Pode ocorrer ainda o desvio tanto na finalidade genérica quanto na específica. Imagine que determinado Policial Federal solicite uma licença, prevista no artigo 87 da Lei 8.112/90, para se capacitar em um curso de designer de joias. O dispositivo legal estabelece que: “Após cada quinquênio de efetivo exercício, o servidor poderá, no interesse da administração, afastar-se do exercício do cargo efetivo, com a respectiva remuneração por até três meses, para participar de curso de capacitação profissional”. Nesse caso, a licença uma vez concedida violará o interesse público (remuneração concedida para fazer um curso que não está entre suas atribuições) e a finalidade específica da lei (designer de joias não é “capacitação profissional”).

No que tange ao uso dos serviços públicos, a Administração está da mesma forma obrigada, sempre baseada no princípio da impessoalidade, em prestá-los a todos indistintamente.

O princípio da impessoalidade encontra-se resguardado implicitamente pela Lei 4.717/65 que regula a Ação Popular que, embora utilizando a expressão “desvio de finalidade”, com a cominação de sanção de invalidade sobre esse ato, aplica-se ao presente princípio.

A segunda concepção descrita na Lei 9.784/ 99, em seu artigo 2º, parágrafo único, inciso III, dispõe sobre a vedação de promoção pessoal do agente público, ou seja, todo aquele que se utiliza da administração pública para vincular a sua imagem pessoal, utilizando a propaganda oficial para a sua identificação, desatende ao comando normativo. A Carta Política estabeleceu, em seu artigo 37, § 1º, que a publicidade administrativa deve buscar educar, informar ou orientar socialmente, não podendo ser utilizada com símbolos, nomes ou imagens que identifiquem com promoção pessoal de autoridades e servidores públicos.

A doutrina mais moderna, diante dos avanços legislativos na proteção do princípio da impessoalidade, incluiu como violação a esse postulado a nomeação de parentes e cônjuge para ocuparem cargos públicos, que se insiram dentro das competências de assessoria, chefia ou direção, com a finalidade de beneficiar um particular sem analisar o real interesse público.

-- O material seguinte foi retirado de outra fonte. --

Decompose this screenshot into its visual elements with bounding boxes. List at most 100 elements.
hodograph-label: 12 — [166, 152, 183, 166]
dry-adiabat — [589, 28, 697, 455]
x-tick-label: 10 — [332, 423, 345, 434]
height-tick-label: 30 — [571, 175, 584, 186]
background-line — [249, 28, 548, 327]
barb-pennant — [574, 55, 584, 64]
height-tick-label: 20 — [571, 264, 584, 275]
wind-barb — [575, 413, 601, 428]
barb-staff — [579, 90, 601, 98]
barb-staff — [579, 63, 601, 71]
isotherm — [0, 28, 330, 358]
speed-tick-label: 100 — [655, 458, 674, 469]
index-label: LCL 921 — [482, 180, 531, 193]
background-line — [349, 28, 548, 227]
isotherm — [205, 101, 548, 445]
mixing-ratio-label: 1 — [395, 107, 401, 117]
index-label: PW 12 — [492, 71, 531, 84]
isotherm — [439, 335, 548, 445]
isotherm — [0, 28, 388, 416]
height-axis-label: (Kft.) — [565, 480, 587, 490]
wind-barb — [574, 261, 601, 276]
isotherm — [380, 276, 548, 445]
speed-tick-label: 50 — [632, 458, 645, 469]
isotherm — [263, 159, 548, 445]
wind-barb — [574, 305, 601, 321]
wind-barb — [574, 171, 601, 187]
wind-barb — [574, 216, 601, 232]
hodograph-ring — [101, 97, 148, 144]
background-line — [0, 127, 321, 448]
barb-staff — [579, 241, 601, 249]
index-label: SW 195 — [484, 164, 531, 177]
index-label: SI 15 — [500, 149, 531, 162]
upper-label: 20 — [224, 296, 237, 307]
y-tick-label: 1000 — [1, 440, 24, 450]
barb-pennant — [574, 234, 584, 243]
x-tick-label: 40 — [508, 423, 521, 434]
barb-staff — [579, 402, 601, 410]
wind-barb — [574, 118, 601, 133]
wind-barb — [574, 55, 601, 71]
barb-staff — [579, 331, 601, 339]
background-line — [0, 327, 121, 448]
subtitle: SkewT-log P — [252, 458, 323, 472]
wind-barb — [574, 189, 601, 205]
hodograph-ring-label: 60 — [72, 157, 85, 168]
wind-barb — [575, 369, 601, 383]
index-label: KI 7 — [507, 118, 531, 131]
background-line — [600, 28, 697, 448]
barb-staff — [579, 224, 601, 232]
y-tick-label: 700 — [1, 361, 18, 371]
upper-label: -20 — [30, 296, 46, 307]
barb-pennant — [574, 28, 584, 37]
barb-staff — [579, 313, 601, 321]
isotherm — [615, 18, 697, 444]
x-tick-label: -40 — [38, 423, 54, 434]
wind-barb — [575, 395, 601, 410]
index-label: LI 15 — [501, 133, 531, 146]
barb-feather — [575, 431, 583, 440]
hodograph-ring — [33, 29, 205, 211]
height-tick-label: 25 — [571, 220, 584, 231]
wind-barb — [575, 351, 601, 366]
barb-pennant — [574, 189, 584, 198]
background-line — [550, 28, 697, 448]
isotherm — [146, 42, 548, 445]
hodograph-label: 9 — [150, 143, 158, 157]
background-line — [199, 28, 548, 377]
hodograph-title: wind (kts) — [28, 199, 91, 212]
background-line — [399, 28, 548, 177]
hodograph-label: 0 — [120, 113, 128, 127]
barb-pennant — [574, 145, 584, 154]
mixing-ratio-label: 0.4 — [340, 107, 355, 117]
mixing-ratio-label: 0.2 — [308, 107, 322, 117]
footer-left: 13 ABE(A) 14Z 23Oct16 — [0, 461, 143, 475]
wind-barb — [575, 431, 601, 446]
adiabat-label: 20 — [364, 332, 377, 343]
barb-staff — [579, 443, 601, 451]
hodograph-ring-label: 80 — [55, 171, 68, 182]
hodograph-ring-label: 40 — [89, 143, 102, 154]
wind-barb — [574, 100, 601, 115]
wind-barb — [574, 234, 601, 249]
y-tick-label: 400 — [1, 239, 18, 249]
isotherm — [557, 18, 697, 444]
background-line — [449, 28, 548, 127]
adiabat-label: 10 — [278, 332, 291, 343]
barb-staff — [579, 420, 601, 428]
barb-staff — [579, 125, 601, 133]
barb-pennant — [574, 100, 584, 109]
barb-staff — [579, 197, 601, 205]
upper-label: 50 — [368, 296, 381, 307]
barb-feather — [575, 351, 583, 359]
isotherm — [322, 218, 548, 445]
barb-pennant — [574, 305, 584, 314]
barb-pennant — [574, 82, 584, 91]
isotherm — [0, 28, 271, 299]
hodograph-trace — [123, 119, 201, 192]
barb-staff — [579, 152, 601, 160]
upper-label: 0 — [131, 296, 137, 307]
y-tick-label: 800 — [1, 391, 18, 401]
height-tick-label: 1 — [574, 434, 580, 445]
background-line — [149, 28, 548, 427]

Em decorrência disso, foi editada em 2008 a Súmula Vinculante nº 13 que passa a dispor sobre a proibição de nomeações recíprocas indiretas. Por exemplo, se determinado promotor nomear a esposa de um juiz para assumir a função de assessoria de seu gabinete e, em contrapartida, ele garantir a nomeação da esposa do promotor para exercer uma função em seu gabinete, ambos estarão violando o princípio da impessoalidade, caracterizando o “nepotismo cruzado”, prática essa vedada pela súmula, pois, o cargo ou função ocupada é qualificado como administrativo.

A jurisprudência da Suprema Corte, no entanto, já se manifestou no sentido de não aplicar a vedação contida na súmula quando se tratar de nomeação para cargos políticos (secretários, ministros de estado), desde que o sujeito nomeado possua condições técnicas para ocupar o cargo. A justificativa para esse caso importa ao reconhecer que a nomeação se caracteriza como ato político, pois possui uma discricionariedade ampla com a não incidência da súmula.

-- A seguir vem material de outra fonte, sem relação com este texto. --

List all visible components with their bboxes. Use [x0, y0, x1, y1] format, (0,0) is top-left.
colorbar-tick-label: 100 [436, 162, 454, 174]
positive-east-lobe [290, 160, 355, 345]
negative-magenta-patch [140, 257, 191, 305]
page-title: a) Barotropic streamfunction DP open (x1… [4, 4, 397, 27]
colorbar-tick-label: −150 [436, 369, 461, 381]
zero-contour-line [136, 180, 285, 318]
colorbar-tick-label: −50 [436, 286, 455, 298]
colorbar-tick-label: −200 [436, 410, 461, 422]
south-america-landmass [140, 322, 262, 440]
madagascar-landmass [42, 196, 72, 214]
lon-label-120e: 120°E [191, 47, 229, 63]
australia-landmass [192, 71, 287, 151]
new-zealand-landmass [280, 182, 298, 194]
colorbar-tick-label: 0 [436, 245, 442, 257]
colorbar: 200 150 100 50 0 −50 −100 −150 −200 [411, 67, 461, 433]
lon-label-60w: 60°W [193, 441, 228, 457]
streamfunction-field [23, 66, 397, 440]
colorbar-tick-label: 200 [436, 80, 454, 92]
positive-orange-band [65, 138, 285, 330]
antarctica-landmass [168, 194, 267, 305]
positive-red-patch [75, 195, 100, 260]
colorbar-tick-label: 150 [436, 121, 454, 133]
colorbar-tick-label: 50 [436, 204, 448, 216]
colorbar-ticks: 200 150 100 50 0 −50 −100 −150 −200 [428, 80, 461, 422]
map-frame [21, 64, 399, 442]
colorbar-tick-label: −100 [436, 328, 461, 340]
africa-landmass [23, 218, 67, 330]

Portanto, a Administração ao conduzir o interesse público não possui sobre os bens a discricionariedade de dispor, de modo que trate desigualmente os administrados que dela necessitem. A atuação da autoridade ou agente público não se baseia na vontade, mas na

atenção a uma finalidade maior de satisfação das necessidades públicas, tendo inclusive se sedimentado pelos dispositivos legais que o elevaram a categoria pública, devendo promover o tratamento impessoal, igualitário ou isonômico a todos.